EA Sports Cup: Cooke ready to test Rovers' new Laws

Mick Cooke is hoping to finally take home a cup winners’ medal when Drogheda United take on Shamrock Rovers this evening.

MICK COOKE IS looking forward to pitting his wits against an unfamiliar face when Drogheda United meet Shamrock Rovers in Saturday’s EA Sports Cup final (kick-off 5.45pm).

In a brilliant season which has seen Cooke’s Drogheda defy pre-season expectations by challenging for the title and a place in Europe, the Hoops have been their bogey team. Under former manager Stephen Kenny, Rovers won all three league meetings between the sides, scoring seven goals and conceding just two.

“Stephen had the Indian sign over me,” Cooke admits but that wasn’t enough to save Kenny’s job. He was sacked last week, a full stop which cut his Rovers reign short after less than nine months.

The Hoops have turned to a man with Premier League experience on his CV, bringing in former Burnley boss Brian Laws as director of football until the end of the season. Cooke hopes that it might bring about a change in his own fortunes.

“Hopefully with Brian coming in, I can get one over on him,” he tells TheScore.ie.

It’s his first game incredibly — a manager’s first game in a cup final. It will be very, very interesting to see what way he approaches it. Is he going to be safe or will he send Rovers out to try and win it or will he be more cautious?

He’s only going to have a week to work with the players, but with his experience I’m sure he’ll be well organised, as we will be.

Saturday’s final comes hot on the heels of cup misery for Drogheda, who crashed out of the FAI Cup on penalties against St Patrick’s Athletic on Monday.

There were a few bowed heads in the dressing room afterwards but Cooke takes a much broader view of the matter and knows that a shot at silverware is the perfect way to bounce back.

“We’d a long conversation after the game. Psychologically to lose on penalties is hard to take, but it’s easier than if we had lost in extra time. That would have been a hard blow for us to take.

“What better way to bounce back than in a cup final? If players can’t get themselves fired up to play a cup final, against Rovers, in Tallaght, they shouldn’t be playing football.

“You have to get on with it. Life goes on, irrespective of what disaster happens. I remember losing the play-off with Monaghan out in Bray and I went in and I said to the players that if this the hardest thing you have to face in life, you’re going to have a great life. There’s no life lost.

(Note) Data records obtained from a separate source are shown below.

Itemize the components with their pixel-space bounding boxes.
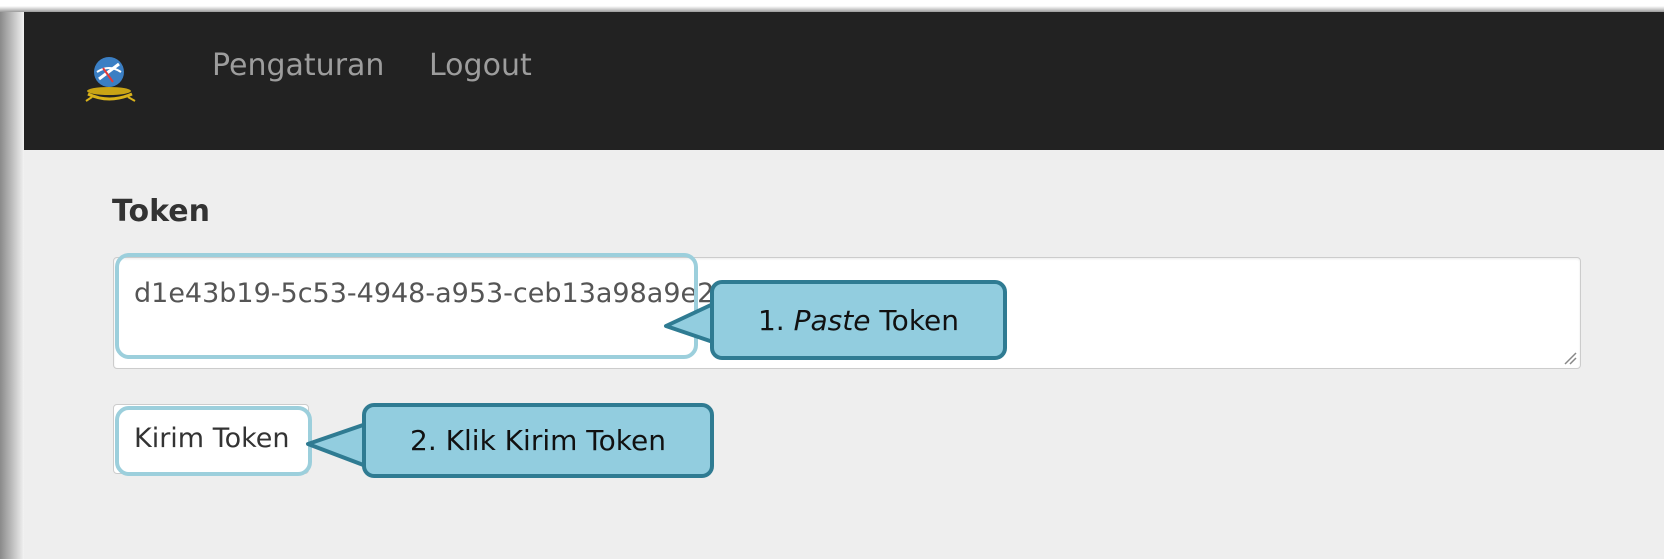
- globe-emblem-icon[interactable]: [78, 48, 144, 114]
- browser-window: Pengaturan Logout Token d1e43b19-5c53-49…: [24, 12, 1664, 559]
- callout-paste-token: 1. Paste Token: [710, 280, 1007, 360]
- callout-1-emph: Paste: [793, 303, 871, 337]
- callout-1-prefix: 1.: [757, 303, 794, 337]
- token-label: Token: [112, 194, 210, 229]
- button-highlight: [115, 406, 312, 476]
- token-highlight: [115, 253, 698, 359]
- nav-link-logout[interactable]: Logout: [429, 48, 532, 83]
- callout-klik-kirim-token: 2. Klik Kirim Token: [362, 403, 714, 478]
- callout-1-suffix: Token: [870, 303, 960, 337]
- nav-link-pengaturan[interactable]: Pengaturan: [212, 48, 384, 83]
- navbar: Pengaturan Logout: [24, 12, 1664, 150]
- resize-handle-icon[interactable]: [1563, 351, 1577, 365]
- top-shadow: [0, 0, 1664, 12]
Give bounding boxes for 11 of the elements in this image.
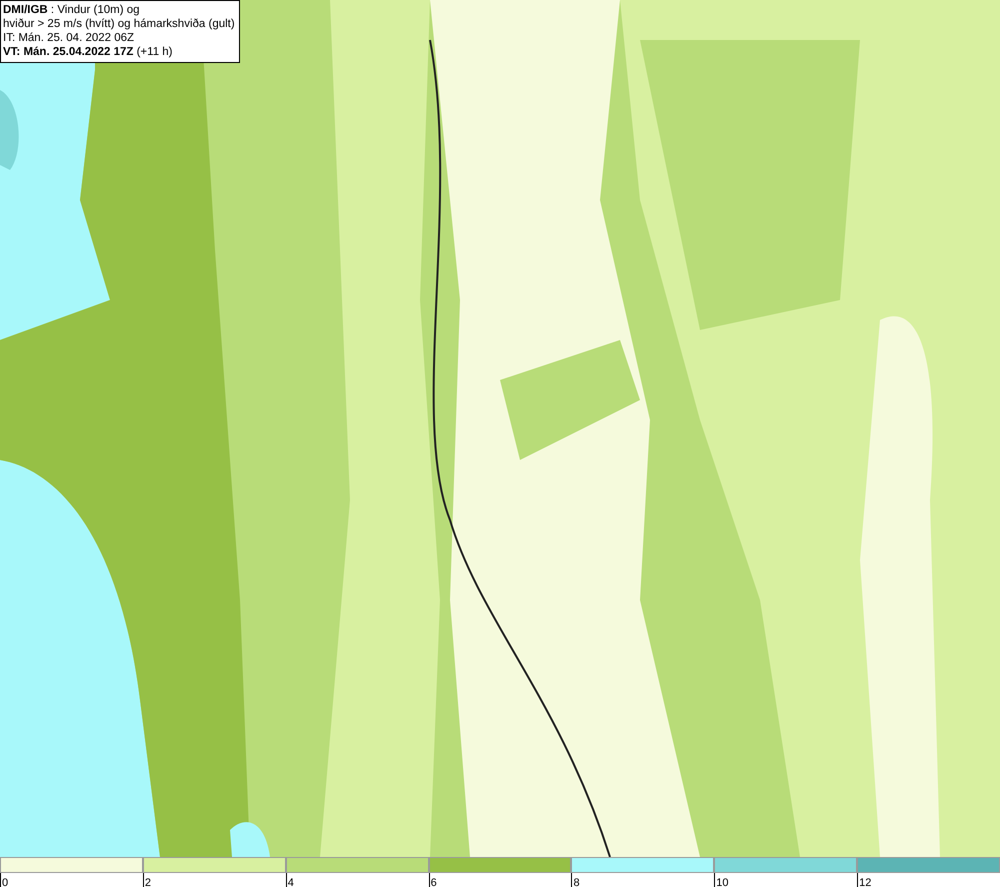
info-line: DMI/IGB : Vindur (10m) og <box>3 3 141 17</box>
legend-label: 4 <box>286 877 294 887</box>
legend-label: 10 <box>715 877 729 887</box>
info-line: VT: Mán. 25.04.2022 17Z (+11 h) <box>3 45 174 59</box>
legend-label: 8 <box>572 877 580 887</box>
legend-label: 6 <box>430 877 437 887</box>
legend-label: 0 <box>1 877 8 887</box>
legend-label: 12 <box>858 877 872 887</box>
info-line: hviður > 25 m/s (hvítt) og hámarkshviða (gult) <box>3 17 235 31</box>
legend-label: 2 <box>144 877 151 887</box>
info-line: IT: Mán. 25. 04. 2022 06Z <box>3 31 136 45</box>
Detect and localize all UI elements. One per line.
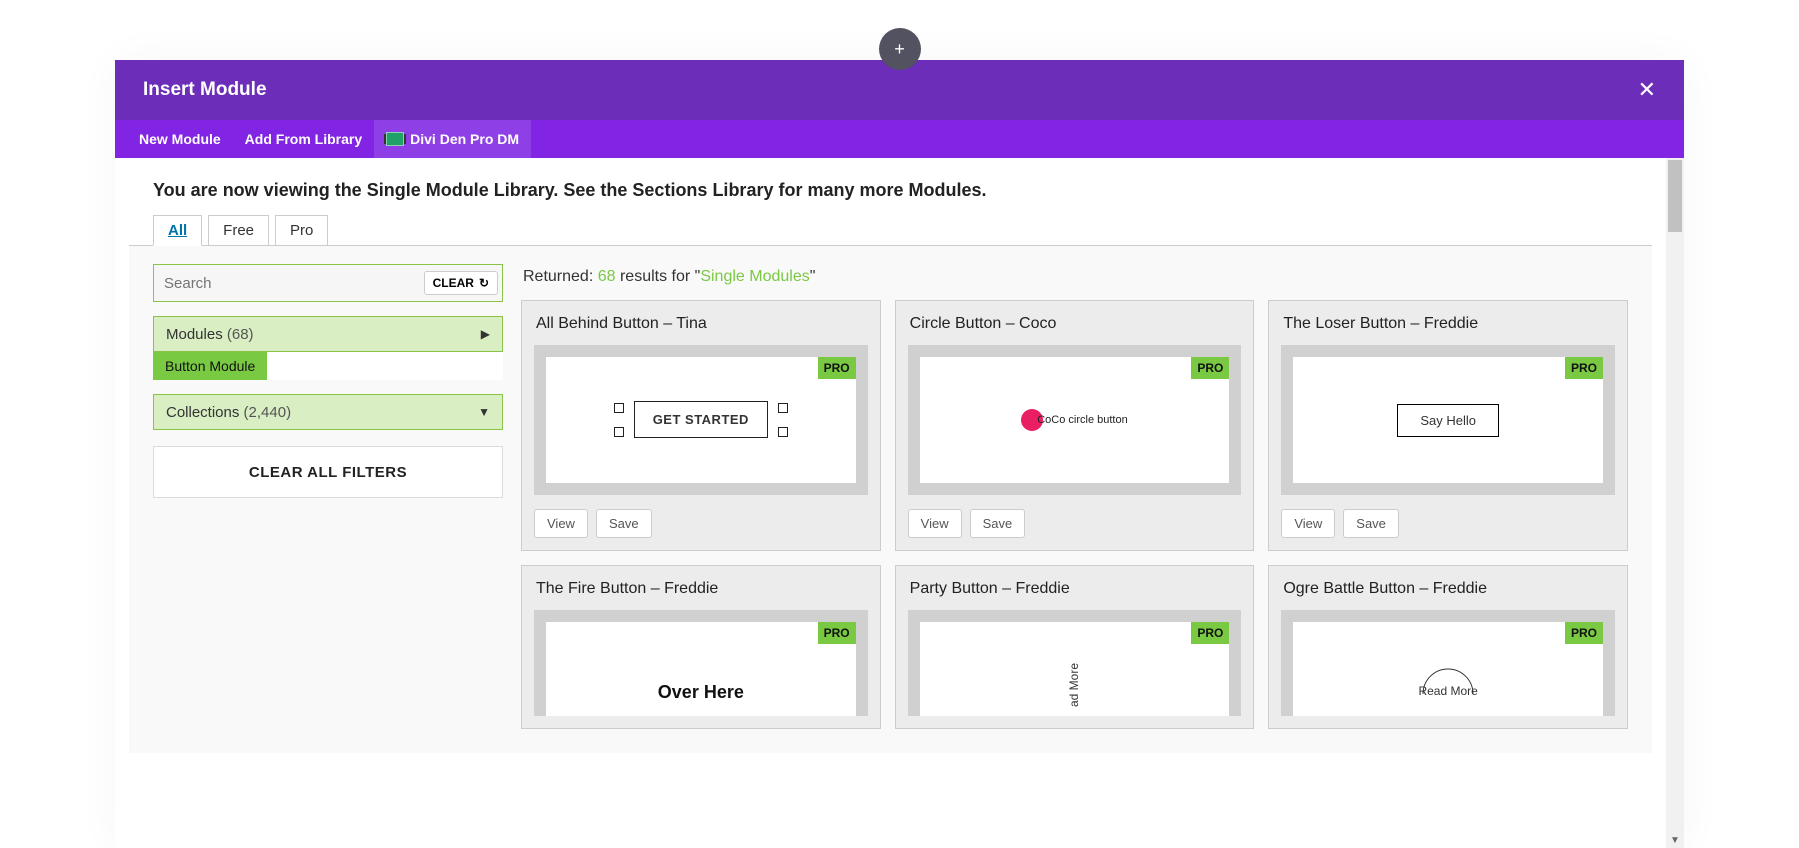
view-button[interactable]: View	[1281, 509, 1335, 538]
accordion-modules[interactable]: Modules (68) ▶	[153, 316, 503, 352]
view-button[interactable]: View	[534, 509, 588, 538]
module-grid: All Behind Button – Tina PRO GET STARTED	[521, 300, 1628, 729]
module-card: All Behind Button – Tina PRO GET STARTED	[521, 300, 881, 551]
filter-tabs: All Free Pro	[115, 215, 1666, 246]
accordion-modules-label: Modules	[166, 326, 223, 343]
module-thumbnail[interactable]: PRO Say Hello	[1281, 345, 1615, 495]
close-icon[interactable]: ✕	[1638, 77, 1656, 103]
results-count: 68	[598, 268, 616, 285]
results-main: Returned: 68 results for "Single Modules…	[521, 264, 1628, 729]
pro-badge: PRO	[1565, 622, 1603, 644]
module-thumbnail[interactable]: PRO Read More	[1281, 610, 1615, 716]
pro-badge: PRO	[1191, 622, 1229, 644]
filter-tab-all[interactable]: All	[153, 215, 202, 246]
module-card: Party Button – Freddie PRO ad More View …	[895, 565, 1255, 729]
module-card: The Fire Button – Freddie PRO Over Here …	[521, 565, 881, 729]
module-card-title: All Behind Button – Tina	[534, 313, 868, 345]
module-thumbnail[interactable]: PRO GET STARTED	[534, 345, 868, 495]
view-button[interactable]: View	[908, 509, 962, 538]
module-thumbnail[interactable]: PRO Over Here	[534, 610, 868, 716]
filter-chip-button-module[interactable]: Button Module	[153, 352, 267, 380]
results-term: Single Modules	[700, 268, 809, 285]
pro-badge: PRO	[818, 622, 856, 644]
save-button[interactable]: Save	[596, 509, 652, 538]
module-thumbnail[interactable]: PRO CoCo circle button	[908, 345, 1242, 495]
modal-title: Insert Module	[143, 79, 267, 101]
chevron-right-icon: ▶	[481, 327, 490, 341]
search-input[interactable]	[164, 275, 424, 292]
module-card-title: Circle Button – Coco	[908, 313, 1242, 345]
accordion-collections-label: Collections	[166, 404, 239, 421]
clear-search-button[interactable]: CLEAR ↻	[424, 271, 498, 295]
insert-module-modal: Insert Module ✕ New Module Add From Libr…	[115, 60, 1684, 848]
module-card-title: Ogre Battle Button – Freddie	[1281, 578, 1615, 610]
module-card: The Loser Button – Freddie PRO Say Hello…	[1268, 300, 1628, 551]
demo-button: Say Hello	[1397, 404, 1499, 437]
filter-tab-free[interactable]: Free	[208, 215, 269, 246]
scrollbar-thumb[interactable]	[1668, 160, 1682, 232]
clear-all-filters-button[interactable]: CLEAR ALL FILTERS	[153, 446, 503, 498]
accordion-modules-count: (68)	[227, 326, 254, 343]
refresh-icon: ↻	[479, 276, 489, 290]
pro-badge: PRO	[1565, 357, 1603, 379]
module-card-title: Party Button – Freddie	[908, 578, 1242, 610]
demo-button: Over Here	[658, 682, 744, 703]
save-button[interactable]: Save	[970, 509, 1026, 538]
scroll-down-icon[interactable]: ▼	[1666, 832, 1684, 848]
clear-search-label: CLEAR	[433, 276, 474, 290]
module-card-title: The Fire Button – Freddie	[534, 578, 868, 610]
filter-tab-pro[interactable]: Pro	[275, 215, 328, 246]
scrollbar[interactable]: ▲ ▼	[1666, 158, 1684, 848]
module-card: Ogre Battle Button – Freddie PRO Read Mo…	[1268, 565, 1628, 729]
search-box: CLEAR ↻	[153, 264, 503, 302]
arc-icon	[1418, 666, 1478, 696]
accordion-collections-count: (2,440)	[244, 404, 292, 421]
module-card: Circle Button – Coco PRO CoCo circle but…	[895, 300, 1255, 551]
intro-text: You are now viewing the Single Module Li…	[115, 158, 1666, 215]
tab-add-from-library[interactable]: Add From Library	[233, 120, 374, 158]
chevron-down-icon: ▼	[478, 405, 490, 419]
library-panel: CLEAR ↻ Modules (68) ▶	[129, 245, 1652, 753]
content-scroll[interactable]: You are now viewing the Single Module Li…	[115, 158, 1666, 848]
tab-divi-den-pro-label: Divi Den Pro DM	[410, 131, 519, 147]
active-filter-chip-row: Button Module	[153, 352, 503, 380]
demo-button: GET STARTED	[634, 401, 768, 438]
add-section-button[interactable]: +	[879, 28, 921, 70]
results-summary: Returned: 68 results for "Single Modules…	[521, 264, 1628, 300]
demo-button: CoCo circle button	[1037, 414, 1128, 426]
accordion-collections[interactable]: Collections (2,440) ▼	[153, 394, 503, 430]
divi-den-pro-icon	[386, 132, 404, 146]
tab-divi-den-pro[interactable]: Divi Den Pro DM	[374, 120, 531, 158]
module-card-title: The Loser Button – Freddie	[1281, 313, 1615, 345]
filter-sidebar: CLEAR ↻ Modules (68) ▶	[153, 264, 503, 498]
tab-new-module[interactable]: New Module	[127, 120, 233, 158]
demo-button: ad More	[1067, 663, 1081, 707]
pro-badge: PRO	[818, 357, 856, 379]
modal-tabs: New Module Add From Library Divi Den Pro…	[115, 120, 1684, 158]
module-thumbnail[interactable]: PRO ad More	[908, 610, 1242, 716]
save-button[interactable]: Save	[1343, 509, 1399, 538]
pro-badge: PRO	[1191, 357, 1229, 379]
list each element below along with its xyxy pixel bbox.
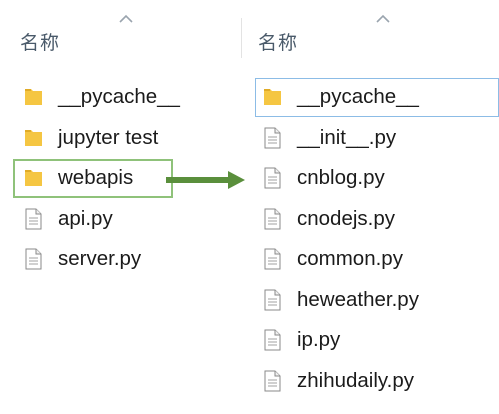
python-file-icon: [264, 370, 281, 392]
file-item[interactable]: api.py: [0, 199, 240, 240]
folder-icon: [25, 89, 42, 106]
item-name-label: jupyter test: [58, 125, 159, 149]
file-item[interactable]: ip.py: [245, 320, 499, 361]
sort-ascending-icon: [376, 14, 390, 23]
python-file-icon: [264, 248, 281, 270]
item-name-label: server.py: [58, 247, 142, 271]
python-file-icon: [264, 329, 281, 351]
file-item[interactable]: zhihudaily.py: [245, 361, 499, 402]
python-file-icon: [264, 167, 281, 189]
folder-icon: [25, 129, 42, 146]
item-name-label: __pycache__: [297, 85, 419, 109]
item-name-label: common.py: [297, 247, 403, 271]
item-name-label: webapis: [58, 166, 134, 190]
item-name-label: cnblog.py: [297, 166, 385, 190]
folder-item[interactable]: __pycache__: [0, 77, 240, 118]
name-column-header[interactable]: 名称: [258, 28, 298, 54]
item-name-label: __init__.py: [297, 125, 397, 149]
item-name-label: api.py: [58, 206, 113, 230]
python-file-icon: [25, 248, 42, 270]
item-name-label: __pycache__: [58, 85, 180, 109]
file-item[interactable]: common.py: [245, 239, 499, 280]
right-file-pane: 名称 __pycache__ __init__.py cnblog.py cnodej…: [245, 0, 499, 414]
folder-item[interactable]: __pycache__: [245, 77, 499, 118]
file-item[interactable]: cnblog.py: [245, 158, 499, 199]
python-file-icon: [264, 208, 281, 230]
folder-item[interactable]: jupyter test: [0, 118, 240, 159]
item-name-label: cnodejs.py: [297, 206, 396, 230]
file-item[interactable]: server.py: [0, 239, 240, 280]
python-file-icon: [264, 289, 281, 311]
file-item[interactable]: heweather.py: [245, 280, 499, 321]
explorer-comparison: 名称 __pycache__jupyter test webapis api.py s…: [0, 0, 499, 414]
name-column-header[interactable]: 名称: [20, 28, 60, 54]
item-name-label: heweather.py: [297, 287, 419, 311]
file-item[interactable]: cnodejs.py: [245, 199, 499, 240]
item-name-label: zhihudaily.py: [297, 368, 414, 392]
python-file-icon: [264, 127, 281, 149]
sort-ascending-icon: [119, 14, 133, 23]
folder-icon: [25, 170, 42, 187]
arrow-right-icon: [166, 171, 245, 189]
column-divider: [241, 18, 242, 58]
right-file-list: __pycache__ __init__.py cnblog.py cnodejs.p…: [245, 77, 499, 401]
left-file-pane: 名称 __pycache__jupyter test webapis api.py s…: [0, 0, 240, 414]
python-file-icon: [25, 208, 42, 230]
folder-icon: [264, 89, 281, 106]
file-item[interactable]: __init__.py: [245, 118, 499, 159]
item-name-label: ip.py: [297, 328, 341, 352]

After [Monday] night, I said the exact same. It’s a disappointment. There’s no one sick and no one has been killed. You just have to go and bounce back, and I think as a group of players, Drogheda have proved we can bounce back. We’re not going away.

On a personal level, Cooke has a his own selfish reasons for wanting a cup win. Finals haven’t always ended well for him, he explains, but there’s still room on the mantelpiece for a different kind of medal.

“I think between St Pat’s and Drogheda I’ve lost about six cup finals — FAI Cup, League Cup, All-Ireland Cup, I’ve lost all the finals I’ve been. That’s a lot of losers’ medals so I’m due a winners’ one some day.”